Internasional

WNI di Prancis Gelar Aksi ‘Prancis Bergerak’ Tuntut Hentikan Brutalitas dan Korupsi

Avatar photo
3
×

WNI di Prancis Gelar Aksi ‘Prancis Bergerak’ Tuntut Hentikan Brutalitas dan Korupsi

Sebarkan artikel ini

WNI di Prancis Gelar Aksi ‘Prancis Bergerak’ Tuntut Hentikan Brutalitas Aparat

Jakarta, CNN Indonesia – Sebuah aksi protes bertajuk ‘Prancis Bergerak’ digelar oleh Warga Negara Indonesia (WNI) di Paris, tepatnya di Place Possoz, pada Jumat (5/9). Aksi ini diikuti oleh berbagai kalangan, mulai dari pelajar, pekerja migran, seniman, hingga ibu rumah tangga, yang menyuarakan berbagai tuntutan terhadap pemerintah Indonesia.

Massa aksi mendesak agar brutalitas yang dilakukan aparat segera dihentikan, menuntut pemberantasan korupsi, serta mengkritisi kenaikan gaji dan tunjangan anggota Dewan Perwakilan Rakyat (DPR). Para peserta membawa poster yang berisi kritik dan tuntutan yang jelas, mengungkapkan keprihatinan mereka terhadap situasi di tanah air.

Dalam kesempatan itu, massa juga menyampaikan belasungkawa mendalam kepada korban yang meninggal dunia selama gelombang demonstrasi belakangan ini. Mereka mengingatkan kembali perlunya pembebasan bagi rekan-rekan aktivis yang saat ini masih ditahan oleh pihak kepolisian di berbagai kota di Indonesia.

Aktion serupa juga direncanakan akan digelar di Place de la Bastille, Paris, pada Minggu (7/9) pukul 14:00 waktu setempat, menunjukkan bahwa solidaritas di kalangan diaspora Indonesia tetap kuat.

Selain itu, Gerak Solidaritas Belanda bersama masyarakat Indonesia di Belanda melaksanakan aksi jalan solidaritas menuju Kedutaan Besar Republik Indonesia (KBRI) di Den Haag pada Kamis (4/9). Aksi yang diikuti oleh hampir 400 orang tersebut merupakan bentuk dukungan kepada korban kekerasan aparat negara selama demonstrasi yang berlangsung sejak 25 Agustus.

Dalam demonstrasi tersebut, Gerak Solidaritas Belanda menyampaikan dukungan penuh terhadap tuntutan 17+8 dari rakyat Indonesia serta sejumlah tuntutan khusus kepada perwakilan KBRI di Belanda.

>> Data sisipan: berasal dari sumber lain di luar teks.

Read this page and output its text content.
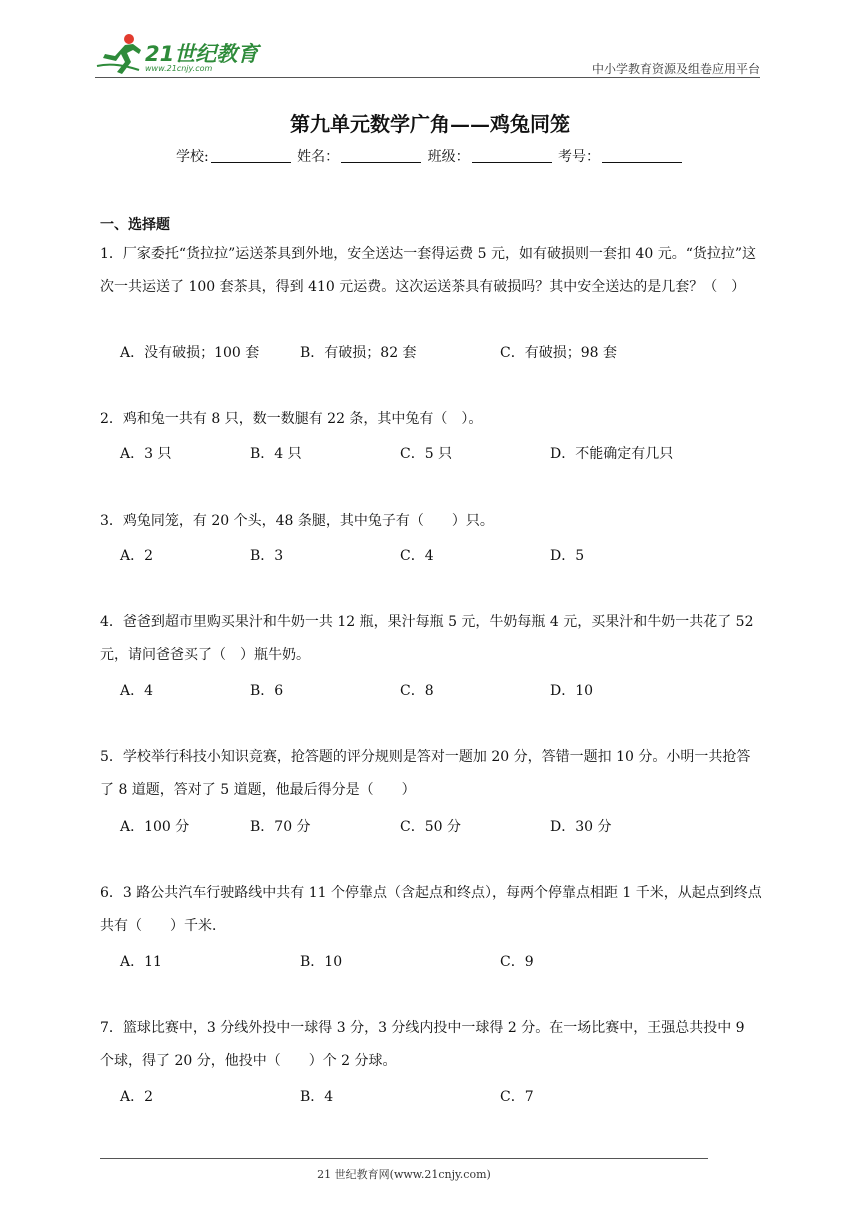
21世纪教育
www.21cnjy.com	中小学教育资源及组卷应用平台
第九单元数学广角——鸡兔同笼
学校:	姓名：	班级：	考号：
一、选择题
1．厂家委托“货拉拉”运送茶具到外地，安全送达一套得运费 5 元，如有破损则一套扣 40 元。“货拉拉”这次一共运送了 100 套茶具，得到 410 元运费。这次运送茶具有破损吗？其中安全送达的是几套？（　）
A．没有破损；100 套	B．有破损；82 套	C．有破损；98 套
2．鸡和兔一共有 8 只，数一数腿有 22 条，其中兔有（　）。
A．3 只	B．4 只	C．5 只	D．不能确定有几只
3．鸡兔同笼，有 20 个头，48 条腿，其中兔子有（　　）只。
A．2	B．3	C．4	D．5
4．爸爸到超市里购买果汁和牛奶一共 12 瓶，果汁每瓶 5 元，牛奶每瓶 4 元，买果汁和牛奶一共花了 52 元，请问爸爸买了（　）瓶牛奶。
A．4	B．6	C．8	D．10
5．学校举行科技小知识竞赛，抢答题的评分规则是答对一题加 20 分，答错一题扣 10 分。小明一共抢答了 8 道题，答对了 5 道题，他最后得分是（　　）
A．100 分	B．70 分	C．50 分	D．30 分
6．3 路公共汽车行驶路线中共有 11 个停靠点（含起点和终点），每两个停靠点相距 1 千米，从起点到终点共有（　　）千米．
A．11	B．10	C．9
7．篮球比赛中，3 分线外投中一球得 3 分，3 分线内投中一球得 2 分。在一场比赛中，王强总共投中 9 个球，得了 20 分，他投中（　　）个 2 分球。
A．2	B．4	C．7
21 世纪教育网(www.21cnjy.com)
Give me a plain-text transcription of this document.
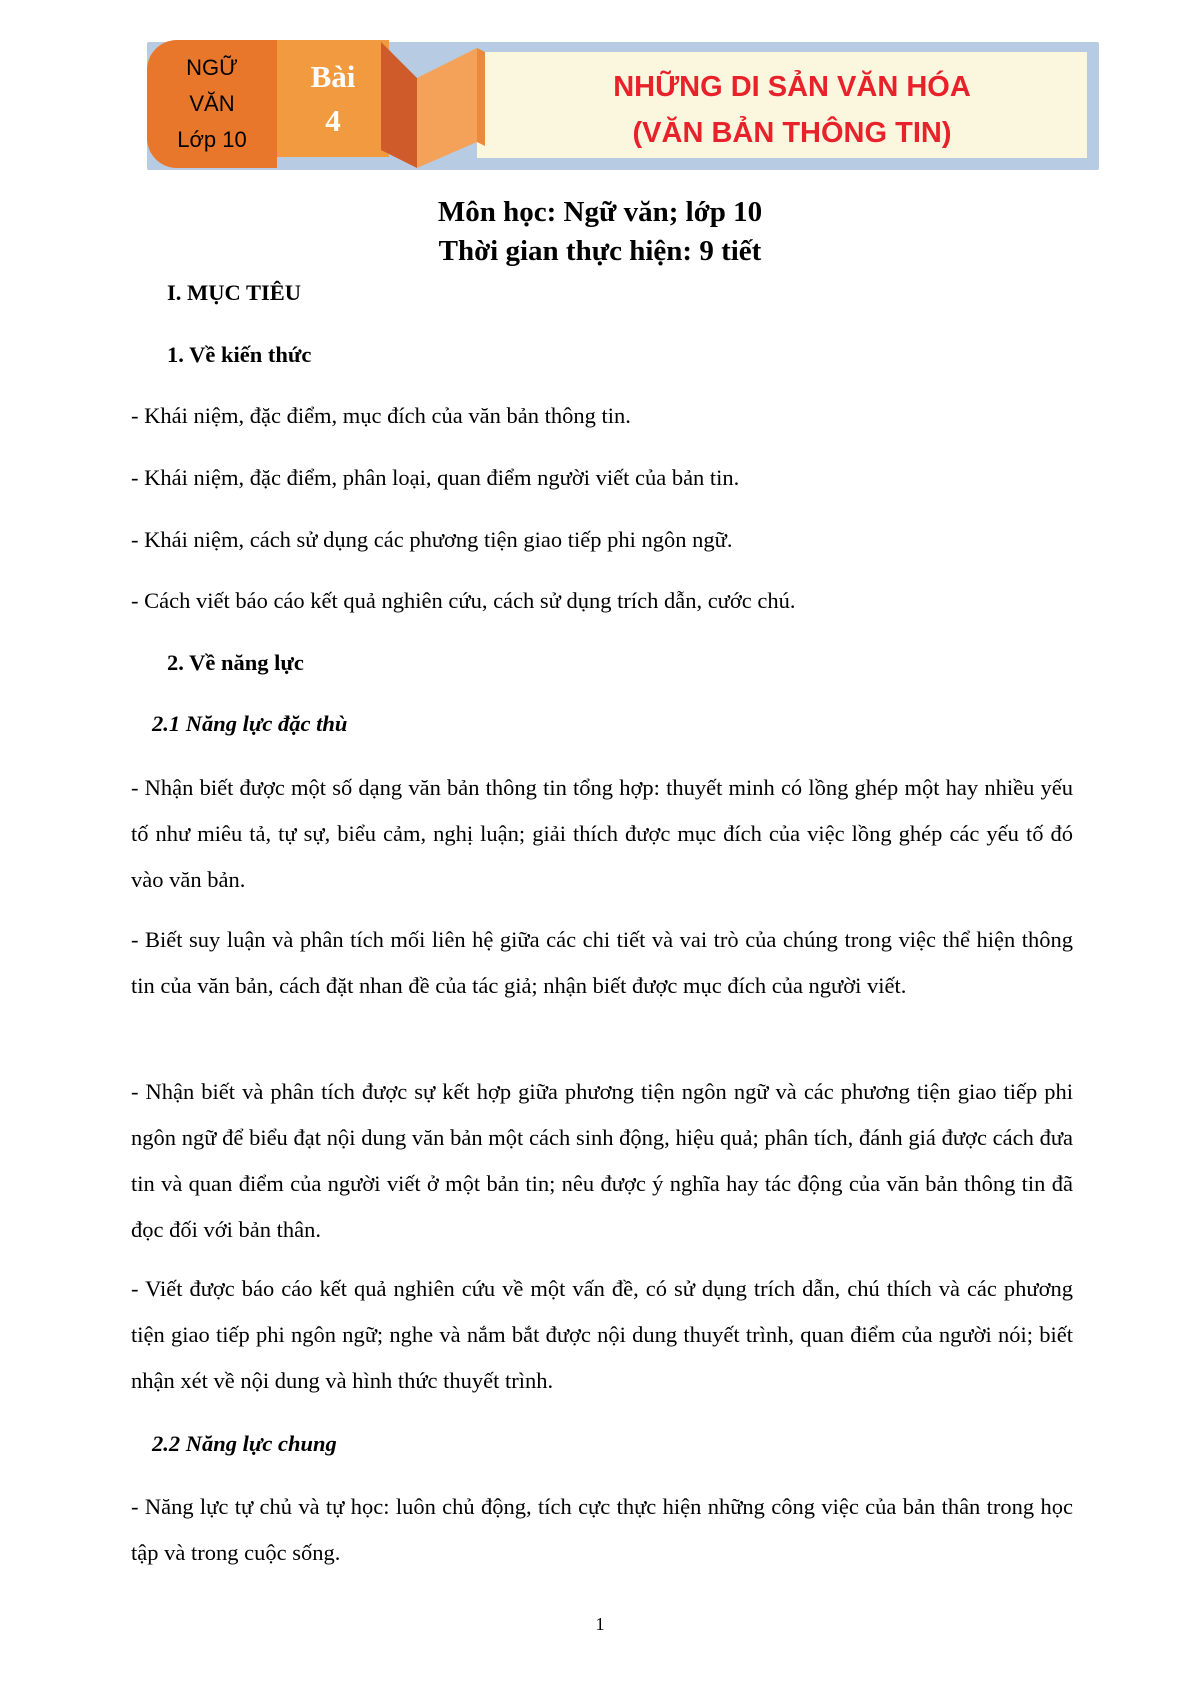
NGỮ
VĂN
Lớp 10
Bài
4
NHỮNG DI SẢN VĂN HÓA
(VĂN BẢN THÔNG TIN)
Môn học: Ngữ văn; lớp 10
Thời gian thực hiện: 9 tiết
I. MỤC TIÊU
1. Về kiến thức
- Khái niệm, đặc điểm, mục đích của văn bản thông tin.
- Khái niệm, đặc điểm, phân loại, quan điểm người viết của bản tin.
- Khái niệm, cách sử dụng các phương tiện giao tiếp phi ngôn ngữ.
- Cách viết báo cáo kết quả nghiên cứu, cách sử dụng trích dẫn, cước chú.
2. Về năng lực
2.1 Năng lực đặc thù
- Nhận biết được một số dạng văn bản thông tin tổng hợp: thuyết minh có lồng ghép một hay nhiều yếu tố như miêu tả, tự sự, biểu cảm, nghị luận; giải thích được mục đích của việc lồng ghép các yếu tố đó vào văn bản.
- Biết suy luận và phân tích mối liên hệ giữa các chi tiết và vai trò của chúng trong việc thể hiện thông tin của văn bản, cách đặt nhan đề của tác giả; nhận biết được mục đích của người viết.
- Nhận biết và phân tích được sự kết hợp giữa phương tiện ngôn ngữ và các phương tiện giao tiếp phi ngôn ngữ để biểu đạt nội dung văn bản một cách sinh động, hiệu quả; phân tích, đánh giá được cách đưa tin và quan điểm của người viết ở một bản tin; nêu được ý nghĩa hay tác động của văn bản thông tin đã đọc đối với bản thân.
- Viết được báo cáo kết quả nghiên cứu về một vấn đề, có sử dụng trích dẫn, chú thích và các phương tiện giao tiếp phi ngôn ngữ; nghe và nắm bắt được nội dung thuyết trình, quan điểm của người nói; biết nhận xét về nội dung và hình thức thuyết trình.
2.2 Năng lực chung
- Năng lực tự chủ và tự học: luôn chủ động, tích cực thực hiện những công việc của bản thân trong học tập và trong cuộc sống.
1
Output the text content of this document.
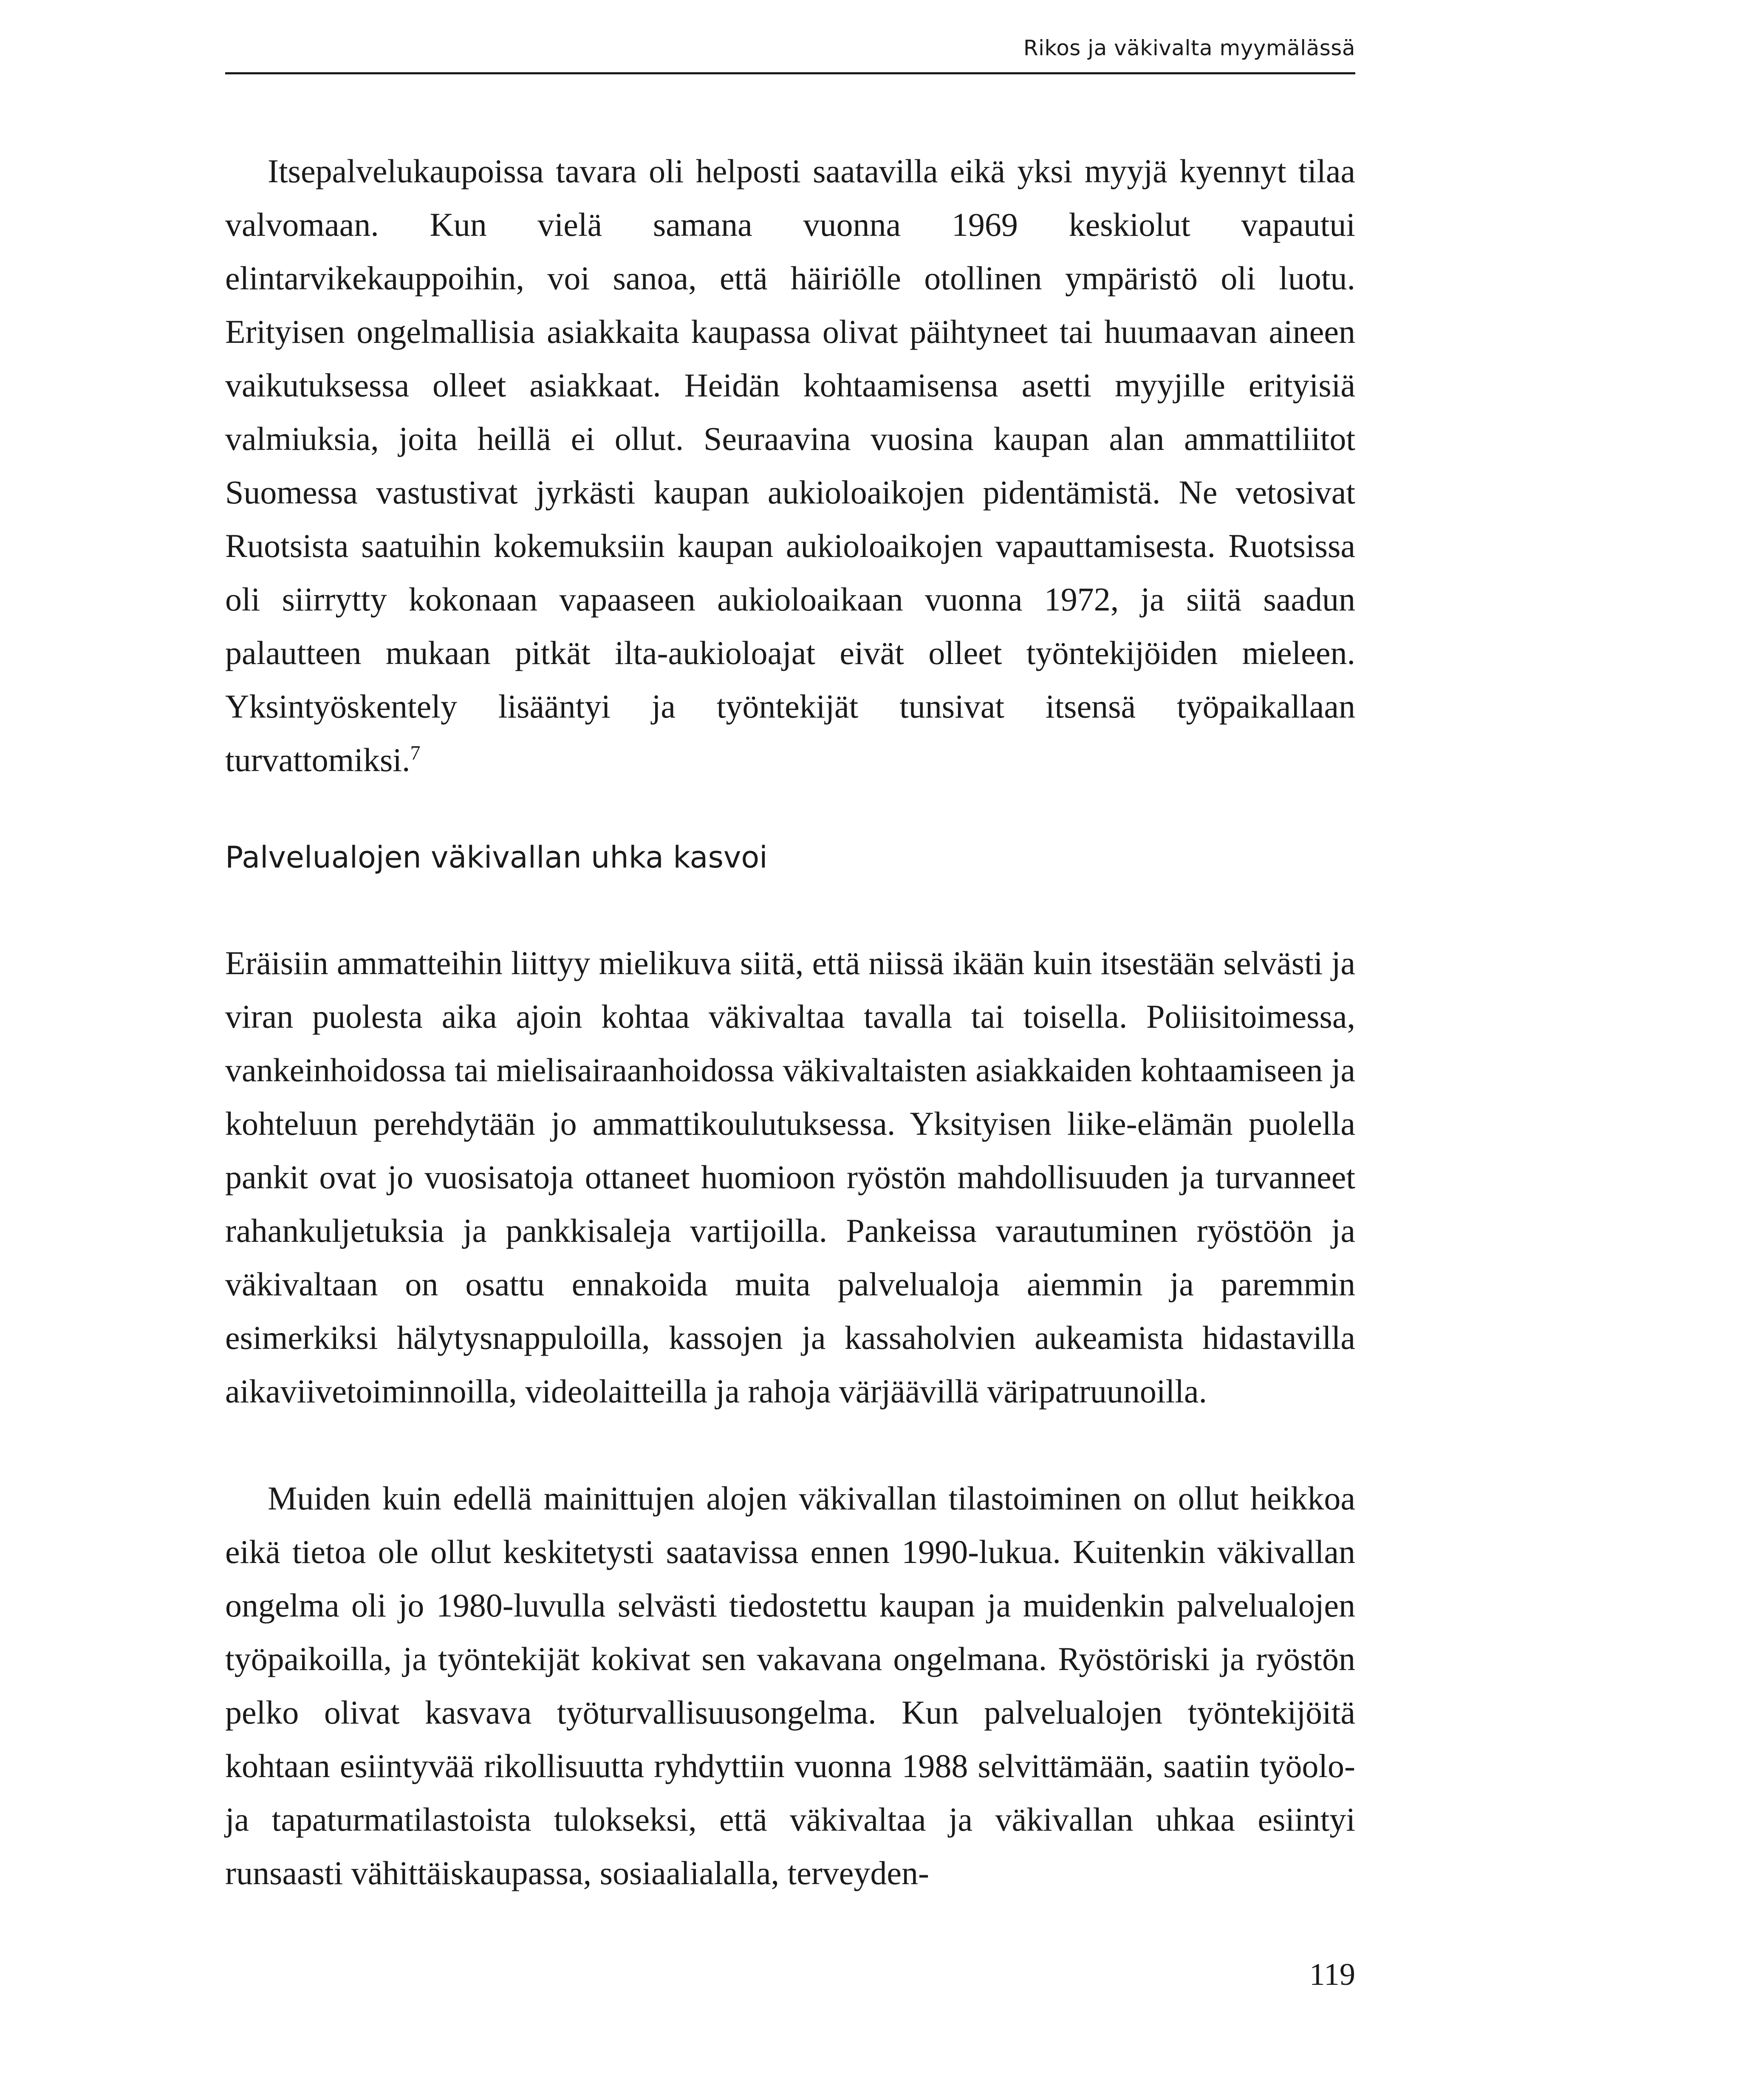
Rikos ja väkivalta myymälässä

Itsepalvelukaupoissa tavara oli helposti saatavilla eikä yksi myyjä kyennyt tilaa valvomaan. Kun vielä samana vuonna 1969 keskiolut vapautui elintarvikekauppoihin, voi sanoa, että häiriölle otollinen ympäristö oli luotu. Erityisen ongelmallisia asiakkaita kaupassa olivat päihtyneet tai huumaavan aineen vaikutuksessa olleet asiakkaat. Heidän kohtaamisensa asetti myyjille erityisiä valmiuksia, joita heillä ei ollut. Seuraavina vuosina kaupan alan ammattiliitot Suomessa vastustivat jyrkästi kaupan aukioloaikojen pidentämistä. Ne vetosivat Ruotsista saatuihin kokemuksiin kaupan aukioloaikojen vapauttamisesta. Ruotsissa oli siirrytty kokonaan vapaaseen aukioloaikaan vuonna 1972, ja siitä saadun palautteen mukaan pitkät ilta-aukioloajat eivät olleet työntekijöiden mieleen. Yksintyöskentely lisääntyi ja työntekijät tunsivat itsensä työpaikallaan turvattomiksi.$^7$

Palvelualojen väkivallan uhka kasvoi

Eräisiin ammatteihin liittyy mielikuva siitä, että niissä ikään kuin itsestään selvästi ja viran puolesta aika ajoin kohtaa väkivaltaa tavalla tai toisella. Poliisitoimessa, vankeinhoidossa tai mielisairaanhoidossa väkivaltaisten asiakkaiden kohtaamiseen ja kohteluun perehdytään jo ammattikoulutuksessa. Yksityisen liike-elämän puolella pankit ovat jo vuosisatoja ottaneet huomioon ryöstön mahdollisuuden ja turvanneet rahankuljetuksia ja pankkisaleja vartijoilla. Pankeissa varautuminen ryöstöön ja väkivaltaan on osattu ennakoida muita palvelualoja aiemmin ja paremmin esimerkiksi hälytysnappuloilla, kassojen ja kassaholvien aukeamista hidastavilla aikaviivetoiminnoilla, videolaitteilla ja rahoja värjäävillä väripatruunoilla.

Muiden kuin edellä mainittujen alojen väkivallan tilastoiminen on ollut heikkoa eikä tietoa ole ollut keskitetysti saatavissa ennen 1990-lukua. Kuitenkin väkivallan ongelma oli jo 1980-luvulla selvästi tiedostettu kaupan ja muidenkin palvelualojen työpaikoilla, ja työntekijät kokivat sen vakavana ongelmana. Ryöstöriski ja ryöstön pelko olivat kasvava työturvallisuusongelma. Kun palvelualojen työntekijöitä kohtaan esiintyvää rikollisuutta ryhdyttiin vuonna 1988 selvittämään, saatiin työolo- ja tapaturmatilastoista tulokseksi, että väkivaltaa ja väkivallan uhkaa esiintyi runsaasti vähittäiskaupassa, sosiaalialalla, terveyden-

119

Mereka mengecam keras gelombang otoritarianisme dan militerisme yang muncul di bawah kepemimpinan Presiden Prabowo Subianto.

Reprensi terhadap rakyat, kata mereka, tidak hanya dilakukan oleh Polri dan TNI, melainkan juga dilegitimasi melalui berbagai peraturan dan kebijakan yang bersifat represif, termasuk pembungkaman media dan kriminalisasi terhadap peserta aksi dan aktivis.

“Saya berharap ini bukan menjadi aksi terakhir, tetapi justru pemicu untuk melakukan gerakan-gerakan lain yang lebih besar,” ujar salah seorang perwakilan dari Gerak Solidaritas Belanda.

Aksi ini tidak hanya menegaskan dukungan kepada para korban, tetapi juga mencerminkan kepedulian yang mendalam dari masyarakat Indonesia di luar negeri terhadap kondisi sosial dan politik di tanah air. Harapannya, suara mereka dapat didengar dan menjadi dorongan bagi perubahan positif di Indonesia.